Through the efforts of faculty and external support, Scholtz said the UI accumulated a record-breaking $467 million in fiscal 2019 for research — which he emphasized doesn’t include the incoming $115 million grant from NASA, the greatest amount received in the institution’s history.

As state financial support remains flat or decreases, the office aims to gain more federal support, which Scholtz said is what really drives research and scholarship on campus. The Office of the Vice President for Research helps guide faculty to grants and write their proposals.

RELATED: Faculty attend first Vice President for Research forum

While money is important, Scholtz said, there’s more to research and scholarship.

“We also help to support that curiosity-based research,” Scholtz said. “The enthusiasm the faculty have for their scholarship is just contagious on this campus, and it is one of the things that really distinguishes a Research-1 university like the [UI] from other universities.”

UI faculty are “triple-threats,” because they are expected to be outstanding teachers, scholars, and public servants, Scholtz said. Classrooms are enriched if professors are leaders in their fields, he added.

A few months before Scholtz arrived, he said the Iowa Center for Research for Undergraduates merged into the Vice President for Research’s office. He wants to incentivize faculty to get students more involved in research, and is working with the center to handle the logistics of activities such as a faculty member’s summer program for students in the lab.

“The opportunities to do things outside of the classroom are what’s really going to define your university experience,” Scholtz said.

As previously reported by The Daily Iowan, Scholtz stated in his initial candidate forum for his current position that he values multidisciplinary research and its prevalence at the UI. Since beginning in the vice president for research role, Scholtz said he’s observed people in research-development groups, where people come together and cover research areas.

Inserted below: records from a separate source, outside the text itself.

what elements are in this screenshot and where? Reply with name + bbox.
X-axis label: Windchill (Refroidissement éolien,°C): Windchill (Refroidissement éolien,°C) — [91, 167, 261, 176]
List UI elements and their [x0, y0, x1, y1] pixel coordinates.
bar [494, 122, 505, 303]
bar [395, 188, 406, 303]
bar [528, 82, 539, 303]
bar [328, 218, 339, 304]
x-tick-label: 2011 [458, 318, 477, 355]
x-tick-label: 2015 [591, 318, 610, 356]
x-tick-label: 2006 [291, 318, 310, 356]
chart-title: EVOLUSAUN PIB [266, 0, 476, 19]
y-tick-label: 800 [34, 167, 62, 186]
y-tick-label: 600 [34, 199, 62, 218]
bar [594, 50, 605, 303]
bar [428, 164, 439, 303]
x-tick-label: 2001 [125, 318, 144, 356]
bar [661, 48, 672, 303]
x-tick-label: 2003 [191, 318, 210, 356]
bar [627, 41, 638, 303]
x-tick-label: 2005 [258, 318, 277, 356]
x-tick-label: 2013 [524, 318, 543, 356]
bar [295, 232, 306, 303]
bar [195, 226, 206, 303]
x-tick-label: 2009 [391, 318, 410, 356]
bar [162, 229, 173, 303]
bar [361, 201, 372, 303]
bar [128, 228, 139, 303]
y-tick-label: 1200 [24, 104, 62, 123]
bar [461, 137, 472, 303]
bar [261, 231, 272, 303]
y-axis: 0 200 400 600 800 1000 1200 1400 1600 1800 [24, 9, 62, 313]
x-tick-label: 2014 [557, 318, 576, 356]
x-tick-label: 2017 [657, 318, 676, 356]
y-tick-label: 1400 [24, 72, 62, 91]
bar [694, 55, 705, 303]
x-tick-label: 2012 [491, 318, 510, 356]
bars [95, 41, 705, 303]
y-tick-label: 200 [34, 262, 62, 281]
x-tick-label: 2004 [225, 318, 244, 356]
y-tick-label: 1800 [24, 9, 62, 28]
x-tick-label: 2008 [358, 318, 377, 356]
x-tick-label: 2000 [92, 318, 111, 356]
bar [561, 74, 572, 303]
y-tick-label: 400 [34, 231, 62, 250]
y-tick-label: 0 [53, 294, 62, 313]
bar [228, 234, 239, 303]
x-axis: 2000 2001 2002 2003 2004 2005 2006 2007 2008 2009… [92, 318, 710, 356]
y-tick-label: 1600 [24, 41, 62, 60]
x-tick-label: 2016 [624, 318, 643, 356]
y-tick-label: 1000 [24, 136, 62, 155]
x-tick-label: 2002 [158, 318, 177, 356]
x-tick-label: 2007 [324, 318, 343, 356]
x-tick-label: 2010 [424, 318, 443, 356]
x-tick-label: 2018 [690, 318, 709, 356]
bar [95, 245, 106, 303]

“People from all over campus will come together,” Scholtz said. “… One of the terrific things about the University of Iowa is, if we just bring people together, they start talking and right then the magic happens when you bring people together from different disciplines.”

In alignment with the UI’s Diversity, Equity, and Inclusion Action Plan, Scholtz also emphasized the importance of diverse teams, which he said provide for better answers.

“A diversity of opinion on how to approach a problem will always provide a better solution to that problem,” Scholtz said.